12 April 2014
A few weeks ago, there was a major 8.2 earthquake in northern Chile. Chile is a really, really long country, and here in the middle we didn't feel a thing, nor did we get the tsunami we were warned about. However, lest we forgot that we, too, are in the Ring of Fire, there was a little one right here in (or near) Viña a few days later.
In the same way that Inuit have multiple words for snow (which I know is not quite true but go with it), folks around here have multiple words for "earthquake." What happened up near Iquique was a terremoto. What we felt was a mere sismo, and turning on the news was about all the action our housemates took.
| A sismo preparedness meeting w/ our housemates. Yeah, that's it. |
This past Saturday, Kat and I visited Valparaíso for the Tall Ship (Velas) Festival.

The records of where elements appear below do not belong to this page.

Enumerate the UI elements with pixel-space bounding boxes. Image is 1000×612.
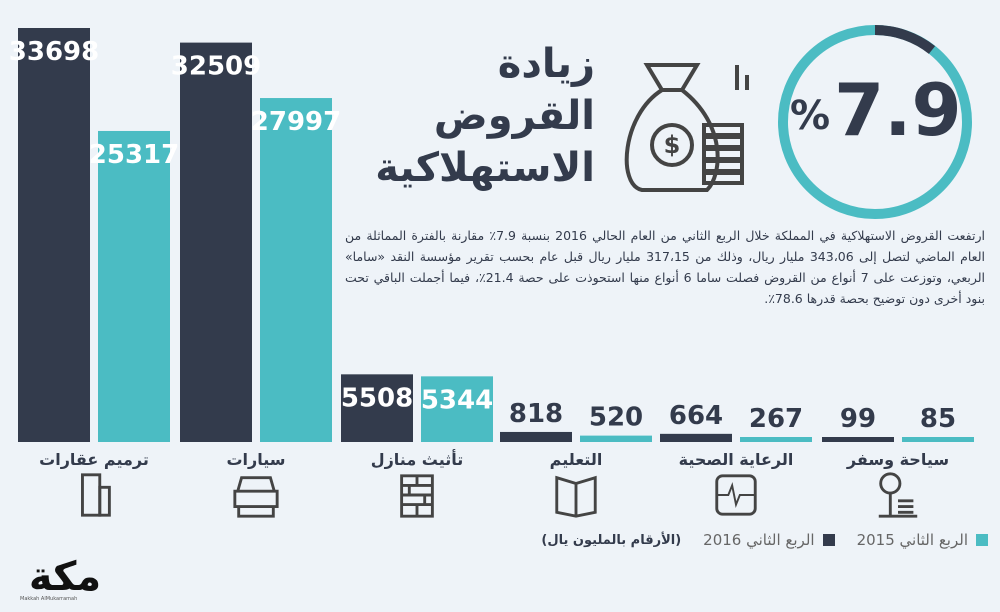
category-label: تأثيث منازل [370,450,464,469]
bar-value-label: 99 [840,404,876,434]
category-label: سيارات [226,450,286,469]
bar-value-label: 818 [509,399,563,429]
category-label: الرعاية الصحية [678,450,794,469]
category-label: سياحة وسفر [846,450,950,469]
bar-value-label: 5344 [421,385,493,415]
legend-label-2016: الربع الثاني 2016 [703,531,815,549]
svg-text:مكة: مكة [29,554,101,598]
svg-text:$: $ [664,131,681,159]
bar-value-label: 32509 [171,52,261,82]
bar-value-label: 33698 [9,37,99,67]
heart-monitor-icon [715,474,757,516]
bar-value-label: 85 [920,404,956,434]
percent-value: %7.9 [790,68,962,152]
money-bag-icon: $ [624,63,749,192]
bar-2016-2 [341,374,413,442]
description-paragraph: ارتفعت القروض الاستهلاكية في المملكة خلا… [345,228,986,306]
bar-2015-0 [98,130,170,442]
bar-value-label: 27997 [251,107,341,137]
bar-2015-3 [580,435,652,442]
legend-swatch-2016 [822,534,835,546]
percent-ring [778,25,972,219]
bar-2016-0 [18,28,90,442]
unit-note: (الأرقام بالمليون يال) [541,532,682,548]
legend-swatch-2015 [976,534,988,546]
bar-2015-2 [421,376,493,442]
bar-2015-4 [740,437,812,442]
bar-value-label: 5508 [341,383,413,413]
legend: الربع الثاني 2015 الربع الثاني 2016 (الأ… [541,531,988,549]
bar-2016-5 [822,437,894,442]
page-title: زيادة القروض الاستهلاكية [375,41,595,191]
bricks-icon [400,474,434,518]
makkah-logo: مكة [29,554,101,598]
bar-2015-1 [260,98,332,442]
bar-2016-1 [180,42,252,442]
bar-value-label: 520 [589,403,643,433]
bar-2015-5 [902,437,974,442]
category-label: ترميم عقارات [39,450,149,469]
bar-2016-3 [500,431,572,442]
building-icon [81,473,111,517]
bar-value-label: 25317 [89,140,179,170]
logo-subtitle: Makkah AlMukarramah [20,596,78,602]
bar-value-label: 267 [749,404,803,434]
legend-label-2015: الربع الثاني 2015 [856,531,968,549]
bar-2016-4 [660,433,732,442]
car-icon [233,476,279,518]
tree-bench-icon [878,472,918,518]
book-icon [555,475,597,518]
bar-value-label: 664 [669,401,723,431]
category-label: التعليم [549,450,603,469]
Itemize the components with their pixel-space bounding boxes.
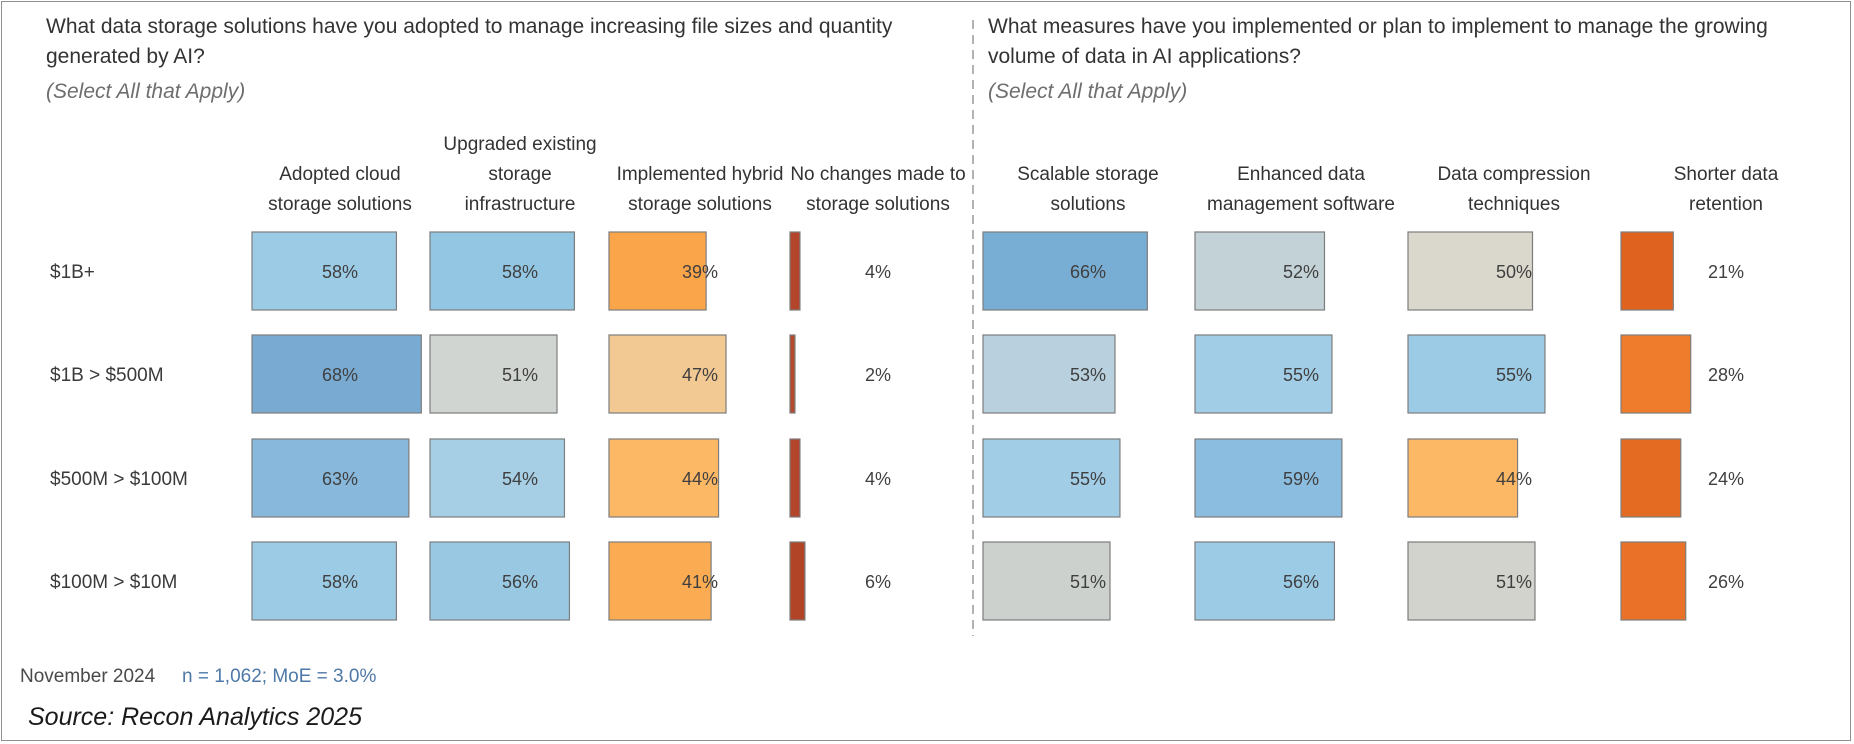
bar-value-label: 52% bbox=[1283, 262, 1319, 282]
series-header: Data compression techniques bbox=[1437, 164, 1590, 215]
bar bbox=[789, 334, 796, 414]
bar bbox=[1194, 334, 1333, 414]
bar-value-label: 55% bbox=[1070, 469, 1106, 489]
source-note: Source: Recon Analytics 2025 bbox=[28, 703, 362, 731]
series-header: Adopted cloud storage solutions bbox=[268, 164, 412, 215]
bar bbox=[251, 231, 398, 311]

We took a boat tour of the harbor, and on one side, tall ships.
On the other side were the cerros (hills) of Valpo. There are 42 hills, and one of them had a lot of smoke wafting up.
| Shortly after the fire started |
| The glow is sunset; the fire is out of sight to the left. |
Winds were strong Saturday night, and the weather has been dry. Here's an example of what city planning looks like in Valpo.
| In case you're wondering, this area did not burn |
It makes for charming photos, but how in the world are bomberos (firemen) supposed to get a truck anywhere close to a burning building through that? I feel very lucky that the only effect I felt of those winds was that my underwear fell off the clothesline. The homes that were destroyed were mostly poor; why is that always how it works?
I have learned a new word this weekend: damnificados. Casualties; victims. It's Holy Week, and that feels like an important translation somehow, like it's closer to its English cousin than it first appears.